Pleasant’s not an inapt word for this one, which does give some indication of how prettily and maybe even exquisitely Lorber can play piano, and how well he can swing at the different tempi of “All Out Blues” (which comes as a relief beside the thought of somebody yet again – groan! — recording Miles Davis’s “All Blues”) and “Be Bop,” both numbers like everything else on the set composer-credited to Jeff Lorber and Bobby Colomby. Tom Scott does deliver a decent alto solo on “All Most Blues”, it should be said, but the importance of such features could be overstated.
Other hands from the extensive guest-list are credited with arrangements, including Randy Brecker, whose one trumpet spot is a long way from the things which have made me alert to his presence anywhere. Beside any strictures on this set I must mention the nothing but jazz disorganization in which I once heard Brecker at a jazz festival. Boy, did that lack integration! Mediocre, everybody getting in everybody else’s way.

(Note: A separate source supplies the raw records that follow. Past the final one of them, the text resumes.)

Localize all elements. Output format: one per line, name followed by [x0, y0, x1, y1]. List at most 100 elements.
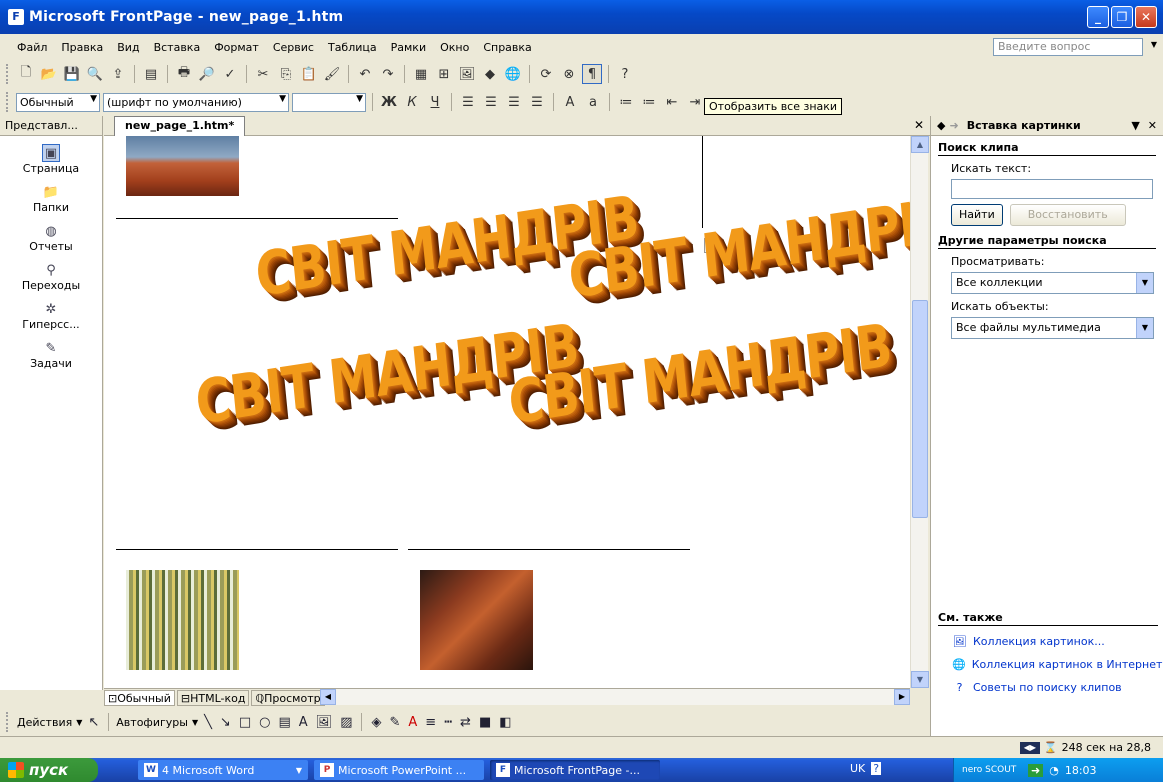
align-right-icon[interactable]: ☰ [504, 92, 524, 112]
canyon-photo[interactable] [420, 570, 533, 670]
align-left-icon[interactable]: ☰ [458, 92, 478, 112]
media-types-select[interactable]: Все файлы мультимедиа ▼ [951, 317, 1154, 339]
search-icon[interactable]: 🔍 [85, 64, 105, 84]
views-header[interactable]: Представл... [0, 116, 102, 136]
arch-photo[interactable] [126, 136, 239, 196]
clips-online-link[interactable]: 🌐 Коллекция картинок в Интернет [952, 657, 1162, 672]
autoshapes-menu[interactable]: Автофигуры [116, 716, 188, 729]
3d-icon[interactable]: ◧ [497, 715, 513, 730]
view-navigation[interactable]: ⚲ Переходы [0, 261, 102, 293]
collections-select[interactable]: Все коллекции ▼ [951, 272, 1154, 294]
menu-frames[interactable]: Рамки [384, 39, 433, 56]
cut-icon[interactable]: ✂ [253, 64, 273, 84]
save-icon[interactable]: 💾 [62, 64, 82, 84]
menu-tools[interactable]: Сервис [266, 39, 321, 56]
help-icon[interactable]: ? [615, 64, 635, 84]
format-painter-icon[interactable]: 🖌 [322, 64, 342, 84]
menu-edit[interactable]: Правка [54, 39, 110, 56]
clip-organizer-link[interactable]: 🖼 Коллекция картинок... [952, 634, 1158, 649]
italic-icon[interactable]: К [402, 92, 422, 112]
hyperlink-icon[interactable]: 🌐 [503, 64, 523, 84]
vertical-scrollbar[interactable]: ▲ ▼ [910, 136, 929, 688]
oval-icon[interactable]: ○ [257, 715, 272, 730]
spelling-icon[interactable]: ✓ [220, 64, 240, 84]
font-size-dropdown[interactable]: ▼ [292, 92, 366, 112]
view-tasks[interactable]: ✎ Задачи [0, 339, 102, 371]
redo-icon[interactable]: ↷ [378, 64, 398, 84]
increase-indent-icon[interactable]: ⇥ [685, 92, 705, 112]
wordart-icon[interactable]: A [297, 715, 310, 730]
tab-preview[interactable]: ℚПросмотр [251, 689, 325, 706]
network-icon[interactable]: ➜ [1028, 763, 1044, 777]
select-arrow-icon[interactable]: ↖ [86, 715, 101, 730]
menu-table[interactable]: Таблица [321, 39, 384, 56]
scroll-right-icon[interactable]: ▶ [894, 689, 910, 705]
task-word[interactable]: W 4 Microsoft Word ▼ [138, 760, 308, 780]
horizontal-rule[interactable] [408, 549, 690, 550]
copy-icon[interactable]: ⎘ [276, 64, 296, 84]
toggle-pane-icon[interactable]: ▤ [141, 64, 161, 84]
view-page[interactable]: ▣ Страница [0, 144, 102, 175]
publish-icon[interactable]: ⇪ [108, 64, 128, 84]
language-indicator[interactable]: UK ? [850, 762, 882, 775]
show-all-icon[interactable]: ¶ [582, 64, 602, 84]
minimize-button[interactable]: _ [1087, 6, 1109, 28]
open-icon[interactable]: 📂 [39, 64, 59, 84]
tab-html[interactable]: ⊟HTML-код [176, 689, 250, 706]
shadow-icon[interactable]: ■ [477, 715, 493, 730]
editor-page[interactable]: 📋 СВІТ МАНДРІВ СВІТ МАНДРІВ СВІТ МАНДРІВ… [104, 136, 910, 688]
menu-window[interactable]: Окно [433, 39, 476, 56]
refresh-icon[interactable]: ⟳ [536, 64, 556, 84]
close-document-icon[interactable]: ✕ [914, 118, 924, 132]
insert-table-icon[interactable]: ⊞ [434, 64, 454, 84]
menu-file[interactable]: Файл [10, 39, 54, 56]
print-icon[interactable]: 🖶 [174, 64, 194, 84]
toolbar-grip[interactable] [6, 64, 9, 84]
increase-font-icon[interactable]: A [560, 92, 580, 112]
nero-scout-icon[interactable]: nero SCOUT [962, 765, 1022, 775]
new-page-icon[interactable]: 🗋 [16, 64, 36, 84]
menu-insert[interactable]: Вставка [147, 39, 208, 56]
forest-photo[interactable] [126, 570, 239, 670]
tab-normal[interactable]: ⊡Обычный [104, 689, 175, 706]
scroll-thumb[interactable] [912, 300, 928, 518]
search-input[interactable] [951, 179, 1153, 199]
preview-icon[interactable]: 🔎 [197, 64, 217, 84]
view-folders[interactable]: 📁 Папки [0, 183, 102, 215]
style-dropdown[interactable]: Обычный ▼ [16, 92, 100, 112]
restore-button[interactable]: Восстановить [1009, 204, 1126, 226]
font-dropdown[interactable]: (шрифт по умолчанию) ▼ [103, 92, 289, 112]
back-icon[interactable]: ◆ [937, 119, 945, 132]
menu-view[interactable]: Вид [110, 39, 146, 56]
arrow-style-icon[interactable]: ⇄ [458, 715, 473, 730]
scroll-left-icon[interactable]: ◀ [320, 689, 336, 705]
undo-icon[interactable]: ↶ [355, 64, 375, 84]
restore-button[interactable]: ❐ [1111, 6, 1133, 28]
chevron-down-icon[interactable]: ▼ [76, 718, 82, 727]
picture-icon[interactable]: ▨ [338, 715, 354, 730]
scroll-down-icon[interactable]: ▼ [911, 671, 929, 688]
ask-question-input[interactable]: Введите вопрос [993, 38, 1143, 56]
menu-help[interactable]: Справка [476, 39, 538, 56]
find-button[interactable]: Найти [951, 204, 1003, 226]
toolbar-grip[interactable] [6, 712, 9, 732]
clipart-icon[interactable]: 🖼 [314, 715, 335, 730]
insert-picture-icon[interactable]: 🖼 [457, 64, 477, 84]
ask-dropdown-icon[interactable]: ▼ [1151, 40, 1157, 49]
paste-icon[interactable]: 📋 [299, 64, 319, 84]
dash-style-icon[interactable]: ┅ [442, 715, 454, 730]
justify-icon[interactable]: ☰ [527, 92, 547, 112]
arrow-icon[interactable]: ↘ [218, 715, 233, 730]
rectangle-icon[interactable]: □ [237, 715, 253, 730]
chevron-down-icon[interactable]: ▼ [192, 718, 198, 727]
start-button[interactable]: пуск [0, 758, 98, 782]
underline-icon[interactable]: Ч [425, 92, 445, 112]
drawing-icon[interactable]: ◆ [480, 64, 500, 84]
fill-color-icon[interactable]: ◈ [369, 715, 383, 730]
clock[interactable]: 18:03 [1065, 764, 1097, 777]
horizontal-rule[interactable] [116, 549, 398, 550]
view-hyperlinks[interactable]: ✲ Гиперсс... [0, 300, 102, 332]
line-color-icon[interactable]: ✎ [387, 715, 402, 730]
toolbar-grip[interactable] [6, 92, 9, 112]
numbering-icon[interactable]: ≔ [616, 92, 636, 112]
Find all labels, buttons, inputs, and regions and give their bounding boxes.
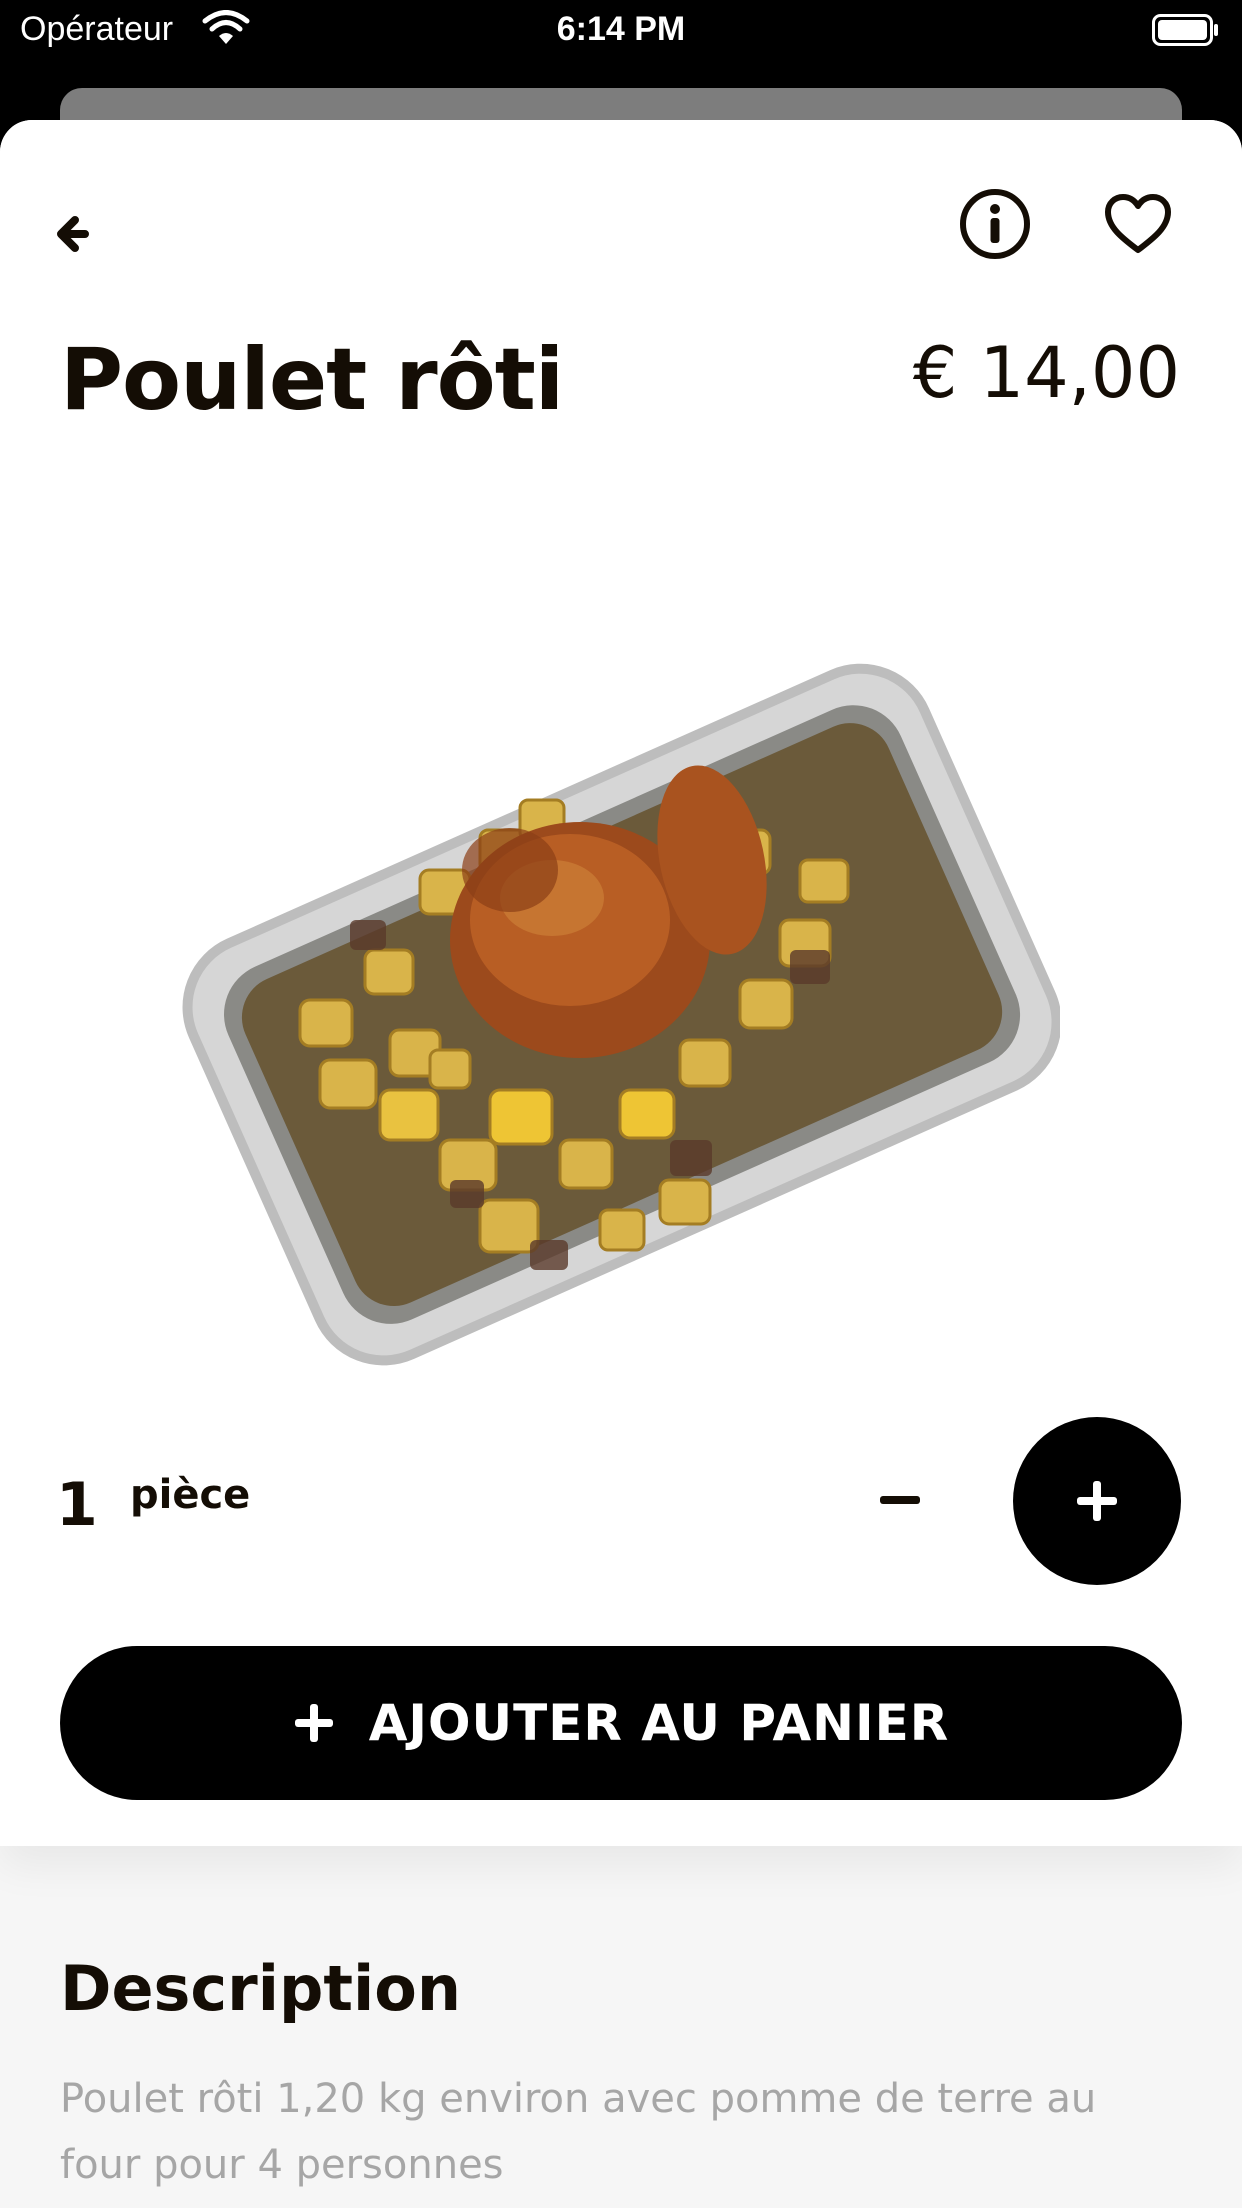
battery-icon bbox=[1152, 14, 1218, 46]
product-title: Poulet rôti bbox=[60, 330, 564, 430]
back-button[interactable] bbox=[40, 194, 120, 274]
plus-icon bbox=[294, 1704, 333, 1742]
status-bar: Opérateur 6:14 PM bbox=[0, 0, 1242, 62]
product-sheet: Poulet rôti € 14,00 1 pièce AJOUTER AU P… bbox=[0, 120, 1242, 2208]
heart-icon bbox=[1105, 194, 1171, 253]
increase-quantity-button[interactable] bbox=[1013, 1417, 1181, 1585]
favorite-button[interactable] bbox=[1098, 184, 1178, 264]
plus-icon bbox=[1077, 1481, 1117, 1521]
info-icon bbox=[960, 189, 1030, 259]
back-arrow-icon bbox=[57, 216, 89, 252]
product-panel: Poulet rôti € 14,00 1 pièce AJOUTER AU P… bbox=[0, 120, 1242, 1846]
info-button[interactable] bbox=[955, 184, 1035, 264]
decrease-quantity-button[interactable] bbox=[860, 1460, 940, 1540]
quantity-unit: pièce bbox=[130, 1472, 251, 1518]
product-price: € 14,00 bbox=[912, 332, 1180, 414]
description-heading: Description bbox=[60, 1952, 462, 2025]
minus-icon bbox=[880, 1496, 920, 1504]
quantity-value: 1 bbox=[56, 1470, 98, 1540]
description-text: Poulet rôti 1,20 kg environ avec pomme d… bbox=[60, 2076, 1097, 2188]
product-image bbox=[182, 663, 1060, 1366]
status-time: 6:14 PM bbox=[556, 10, 686, 48]
add-to-cart-button[interactable]: AJOUTER AU PANIER bbox=[60, 1646, 1182, 1800]
add-to-cart-label: AJOUTER AU PANIER bbox=[368, 1694, 950, 1752]
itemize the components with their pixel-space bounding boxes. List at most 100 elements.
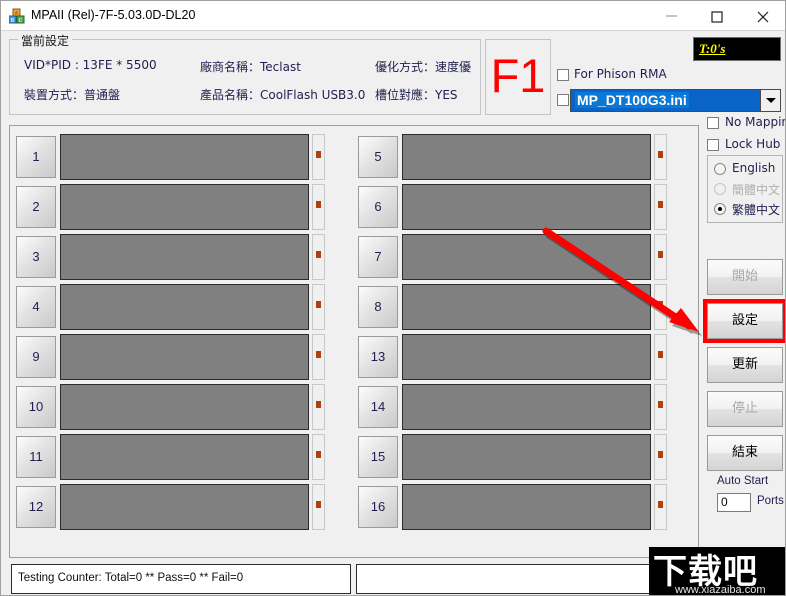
language-label: 繁體中文 (732, 203, 781, 217)
slot-number[interactable]: 1 (16, 136, 56, 178)
slot-scrollbar[interactable] (312, 134, 325, 180)
slot-status-bar (402, 284, 651, 330)
exit-button[interactable]: 結束 (707, 435, 783, 471)
maximize-button[interactable] (695, 1, 741, 30)
slot-number[interactable]: 9 (16, 336, 56, 378)
slot-status-bar (402, 134, 651, 180)
slot-status-bar (402, 384, 651, 430)
current-settings-group: 當前設定 VID*PID : 13FE * 5500 廠商名稱：Teclast … (9, 32, 481, 115)
radio-icon (714, 183, 726, 195)
slot-scrollbar[interactable] (654, 484, 667, 530)
stop-button: 停止 (707, 391, 783, 427)
slot-status-bar (60, 384, 309, 430)
language-label: English (732, 161, 776, 175)
ini-enable-checkbox[interactable] (557, 94, 569, 106)
right-sidebar: No Mapping Lock Hub English 簡體中文 繁體中文 開始… (703, 67, 785, 537)
slot-status-bar (402, 234, 651, 280)
slot-scrollbar[interactable] (312, 484, 325, 530)
slot-number[interactable]: 7 (358, 236, 398, 278)
slot-scrollbar[interactable] (654, 234, 667, 280)
slot-scrollbar[interactable] (654, 434, 667, 480)
slot-scrollbar[interactable] (654, 384, 667, 430)
slot-status-bar (60, 234, 309, 280)
f1-indicator-box: F1 (485, 39, 551, 115)
update-button[interactable]: 更新 (707, 347, 783, 383)
slot-scrollbar[interactable] (312, 434, 325, 480)
slot-scrollbar[interactable] (654, 334, 667, 380)
slot-scrollbar[interactable] (654, 184, 667, 230)
f1-label: F1 (490, 49, 546, 102)
auto-start-ports-input[interactable]: 0 (717, 493, 751, 512)
slot-scrollbar[interactable] (312, 234, 325, 280)
watermark-url: www.xiazaiba.com (675, 584, 766, 596)
svg-text:B: B (11, 18, 15, 24)
testing-counter-panel: Testing Counter: Total=0 ** Pass=0 ** Fa… (11, 564, 351, 594)
slot-number[interactable]: 3 (16, 236, 56, 278)
slot-status-bar (60, 284, 309, 330)
slot-status-bar (402, 334, 651, 380)
slot-number[interactable]: 2 (16, 186, 56, 228)
slot-status-bar (60, 434, 309, 480)
slot-number[interactable]: 13 (358, 336, 398, 378)
timer-badge-text: T:0's (699, 41, 726, 56)
no-mapping-label: No Mapping (725, 115, 785, 129)
slot-number[interactable]: 8 (358, 286, 398, 328)
language-label: 簡體中文 (732, 183, 781, 197)
settings-button[interactable]: 設定 (703, 299, 785, 343)
slot-status-bar (60, 334, 309, 380)
slot-number[interactable]: 5 (358, 136, 398, 178)
secondary-status-panel (356, 564, 696, 594)
slot-status-bar (402, 434, 651, 480)
slot-status-bar (60, 484, 309, 530)
slot-number[interactable]: 10 (16, 386, 56, 428)
lock-hub-checkbox[interactable] (707, 139, 719, 151)
lock-hub-label: Lock Hub (725, 137, 781, 151)
slot-scrollbar[interactable] (312, 184, 325, 230)
minimize-icon (666, 15, 677, 17)
timer-badge: T:0's (693, 37, 781, 61)
slot-status-bar (60, 184, 309, 230)
info-device-mode: 裝置方式：普通盤 (24, 88, 121, 102)
slot-scrollbar[interactable] (312, 334, 325, 380)
slot-status-bar (60, 134, 309, 180)
info-optimize-mode: 優化方式：速度優 (375, 60, 472, 74)
minimize-button[interactable] (649, 1, 695, 30)
slot-scrollbar[interactable] (312, 284, 325, 330)
info-slot-mapping: 槽位對應：YES (375, 88, 458, 102)
slot-scrollbar[interactable] (654, 134, 667, 180)
language-radio-group: English 簡體中文 繁體中文 (707, 155, 783, 223)
slot-status-bar (402, 184, 651, 230)
abc-blocks-icon: A B C (8, 8, 25, 24)
no-mapping-checkbox[interactable] (707, 117, 719, 129)
info-product-name: 產品名稱：CoolFlash USB3.0 (200, 88, 366, 102)
current-settings-legend: 當前設定 (18, 32, 73, 49)
slot-status-bar (402, 484, 651, 530)
close-button[interactable] (741, 1, 785, 30)
slot-scrollbar[interactable] (654, 284, 667, 330)
slot-number[interactable]: 12 (16, 486, 56, 528)
site-watermark: 下载吧 www.xiazaiba.com (649, 547, 785, 596)
slot-number[interactable]: 14 (358, 386, 398, 428)
radio-icon-selected[interactable] (714, 203, 726, 215)
ini-file-selected-value: MP_DT100G3.ini (575, 92, 689, 108)
maximize-icon (711, 11, 723, 23)
start-button: 開始 (707, 259, 783, 295)
testing-counter-text: Testing Counter: Total=0 ** Pass=0 ** Fa… (18, 572, 244, 584)
slot-number[interactable]: 4 (16, 286, 56, 328)
info-vid-pid: VID*PID : 13FE * 5500 (24, 58, 157, 72)
slot-scrollbar[interactable] (312, 384, 325, 430)
slot-number[interactable]: 16 (358, 486, 398, 528)
slot-number[interactable]: 15 (358, 436, 398, 478)
info-vendor-name: 廠商名稱：Teclast (200, 60, 301, 74)
radio-icon[interactable] (714, 163, 726, 175)
ports-unit-label: Ports (757, 495, 784, 507)
svg-text:C: C (19, 18, 23, 24)
mpall-application-window: A B C MPAII (Rel)-7F-5.03.0D-DL20 當前設定 V… (0, 0, 786, 596)
slot-number[interactable]: 11 (16, 436, 56, 478)
for-phison-rma-checkbox[interactable] (557, 69, 569, 81)
slot-grid-panel: 1 2 3 4 9 10 11 12 5 6 7 8 13 14 15 16 (9, 125, 699, 558)
slot-number[interactable]: 6 (358, 186, 398, 228)
auto-start-label: Auto Start (717, 475, 769, 487)
close-icon (757, 11, 769, 23)
title-bar: A B C MPAII (Rel)-7F-5.03.0D-DL20 (1, 1, 785, 31)
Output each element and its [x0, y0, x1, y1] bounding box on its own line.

Nobody gets in anybody else’s way here. There are means to prevent that happening, so long as nobody does anything risky, daring, unconventional.
Go back in the archives to 1939, or 1957, and there are these musicians from Earl Hines to his sometime protege the recently departed Andrew Hill, at the forefront of contemporary jazz and definitely taking risks. In 1939 there was Hines’s big band, and there were other big bands which hardly get mentioned in jazz publications, dance bands with the occasional interesting solo from a serious jazzman who joined the band to pay his bills. I really can’t think of an equivalent from 1957, but this is 2007’s version of the decades-old 78rpm shellac dance band records one and another now no longer young jazz fan might have played through, not knowing the performers’ names, in the hope of finding something in an inherited collection. Kay Kyser?
Actually the opening track’s hymn for America notion might recall 1907 and demilitarized Sousa or “light classical”. Professional to a fault.